Sounds like some strict regulation required. I guess longitudinal bulkheads would help.
Where are the Seafarer's Section of the International Transport Workers' Federation on this?


----------



## George Bis (Mar 8, 2014)

Sounds horrible stuff. What is the stowage factor?


----------



## Ian Lawson (Apr 30, 2017)

Agreed, not pleasant at all. I seem to recall it stows at around 15/17 Cf/Tonne


----------



## John Cassels (Sep 29, 2005)

Or they weren't pumping bilges regularly.


----------



## George Bis (Mar 8, 2014)

In 1978 I was involved with carrying Silver Sand from LochAline in Scotland which was about the same stowage factor. 
Our practice was to trim the cargo when loading to chock it in as best we could and as John sais pump the bilges every watch. We checked the suctions carefully before sailing and it went o.k. 
We also used to load Silver Sand in Norway which was kiln dried and regarded as much more stable.


----------



## kudu (Aug 13, 2008)

Why can't the ore be dried at source?.During the late19th and early 20th centuries local iron ore mined in Cleveland,N Yorks,and destined for the blast furnaces of Middlesbrough,was "roasted" before loading onto rail wagons.This was to get rid of moisture reducing tonnage tarrifs charged by the North Eastern railway. Surely modern technology could do the same thing at a much greater rate,with high risk ores,such as Nickel and Bauxite. The onus would then be on the crew of the vessel to ensure the ore stays dry.


----------



## John Cassels (Sep 29, 2005)

kudu said:


> Why can't the ore be dried at source?.During the late19th and early 20th centuries local iron ore mined in Cleveland,N Yorks,and destined for the blast furnaces of Middlesbrough,was "roasted" before loading onto rail wagons.This was to get rid of moisture reducing tonnage tarrifs charged by the North Eastern railway. Surely modern technology could do the same thing at a much greater rate,with high risk ores,such as Nickel and Bauxite. The onus would then be on the crew of the vessel to ensure the ore stays dry.

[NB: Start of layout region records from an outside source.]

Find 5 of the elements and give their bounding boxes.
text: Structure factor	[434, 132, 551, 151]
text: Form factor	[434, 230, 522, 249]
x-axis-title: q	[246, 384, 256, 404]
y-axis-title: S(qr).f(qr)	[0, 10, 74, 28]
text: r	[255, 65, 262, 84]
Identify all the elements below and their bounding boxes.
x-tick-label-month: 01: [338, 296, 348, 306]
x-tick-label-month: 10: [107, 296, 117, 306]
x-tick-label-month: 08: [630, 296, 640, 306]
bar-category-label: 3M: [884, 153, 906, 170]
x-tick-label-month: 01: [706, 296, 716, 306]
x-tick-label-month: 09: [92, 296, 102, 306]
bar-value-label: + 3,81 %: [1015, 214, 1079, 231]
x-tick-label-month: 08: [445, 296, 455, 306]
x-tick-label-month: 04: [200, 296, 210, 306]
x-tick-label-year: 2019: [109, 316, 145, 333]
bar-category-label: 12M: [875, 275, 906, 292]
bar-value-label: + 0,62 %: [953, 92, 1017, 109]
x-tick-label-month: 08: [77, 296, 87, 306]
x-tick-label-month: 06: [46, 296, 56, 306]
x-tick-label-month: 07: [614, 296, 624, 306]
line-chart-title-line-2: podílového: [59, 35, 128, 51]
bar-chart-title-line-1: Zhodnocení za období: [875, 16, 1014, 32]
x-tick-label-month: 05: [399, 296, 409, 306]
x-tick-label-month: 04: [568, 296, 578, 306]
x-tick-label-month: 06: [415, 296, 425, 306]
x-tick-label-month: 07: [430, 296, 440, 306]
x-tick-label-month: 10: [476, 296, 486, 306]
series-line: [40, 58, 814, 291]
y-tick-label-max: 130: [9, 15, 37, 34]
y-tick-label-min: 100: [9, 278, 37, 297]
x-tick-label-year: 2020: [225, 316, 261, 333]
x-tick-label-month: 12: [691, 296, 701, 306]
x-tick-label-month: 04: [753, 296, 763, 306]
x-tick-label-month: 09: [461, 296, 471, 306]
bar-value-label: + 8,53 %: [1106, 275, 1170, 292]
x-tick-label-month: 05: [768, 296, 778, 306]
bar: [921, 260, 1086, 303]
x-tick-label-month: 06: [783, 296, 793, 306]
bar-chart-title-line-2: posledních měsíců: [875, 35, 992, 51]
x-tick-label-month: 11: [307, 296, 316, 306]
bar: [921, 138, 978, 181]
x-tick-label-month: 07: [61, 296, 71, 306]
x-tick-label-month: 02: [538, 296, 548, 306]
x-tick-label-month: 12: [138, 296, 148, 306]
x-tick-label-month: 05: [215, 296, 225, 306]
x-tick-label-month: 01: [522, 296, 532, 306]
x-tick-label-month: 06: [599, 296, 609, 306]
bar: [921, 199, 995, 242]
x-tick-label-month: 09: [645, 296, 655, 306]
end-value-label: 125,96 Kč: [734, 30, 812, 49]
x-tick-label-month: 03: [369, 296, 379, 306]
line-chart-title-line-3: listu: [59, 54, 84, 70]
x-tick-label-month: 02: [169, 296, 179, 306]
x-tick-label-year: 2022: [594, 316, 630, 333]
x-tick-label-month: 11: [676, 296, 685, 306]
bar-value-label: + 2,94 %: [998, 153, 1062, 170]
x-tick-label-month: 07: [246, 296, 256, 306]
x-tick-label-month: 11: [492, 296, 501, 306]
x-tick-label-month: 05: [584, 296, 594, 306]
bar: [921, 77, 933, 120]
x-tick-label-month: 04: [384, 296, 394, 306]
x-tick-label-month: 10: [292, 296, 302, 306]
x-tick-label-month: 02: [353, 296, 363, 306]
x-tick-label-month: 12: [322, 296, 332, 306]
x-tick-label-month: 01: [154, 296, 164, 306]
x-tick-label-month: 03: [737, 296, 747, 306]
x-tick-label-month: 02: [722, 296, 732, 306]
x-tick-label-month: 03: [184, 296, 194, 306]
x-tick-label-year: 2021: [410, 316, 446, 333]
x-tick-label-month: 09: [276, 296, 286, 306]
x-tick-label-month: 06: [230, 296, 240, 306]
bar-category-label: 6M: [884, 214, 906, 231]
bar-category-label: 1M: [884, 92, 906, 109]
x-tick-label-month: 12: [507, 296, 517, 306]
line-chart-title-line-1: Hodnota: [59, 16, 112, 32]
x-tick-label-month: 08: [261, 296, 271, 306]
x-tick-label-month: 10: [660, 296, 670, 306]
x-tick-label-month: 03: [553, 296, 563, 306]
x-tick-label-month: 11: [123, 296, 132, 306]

What do you do when the ore concentrates have been lying on the stockpile for weeks in the rain ?. Apart from having tests carried out ( it's a long time ago and I forget the name of the tests) to determine how liable the ore will be to becoming liquid , the only thing the ship can to is to cover bilge gratings with burlap and sound /pump bilges at least every 24 hours and keep a good record of same.


----------



## Ian Lawson (Apr 30, 2017)

The stockpile quality uncertainty will always be a problem. There are of course tests prescribed by IMSBC to ascertain the propensity for the ore to flow and these tests would be the Flow Table for Moisture Content & Flow Moisture Point and Penetration Test for Flow Moisture Point. Whether or not these tests are readily available at all ports is another question. They should be. The precautions you have given above re covering bilges with burlap is good advice and be standard operating procedure. Pumping of the Bilges should be done continuously if necessary and at least every 12 hours.


----------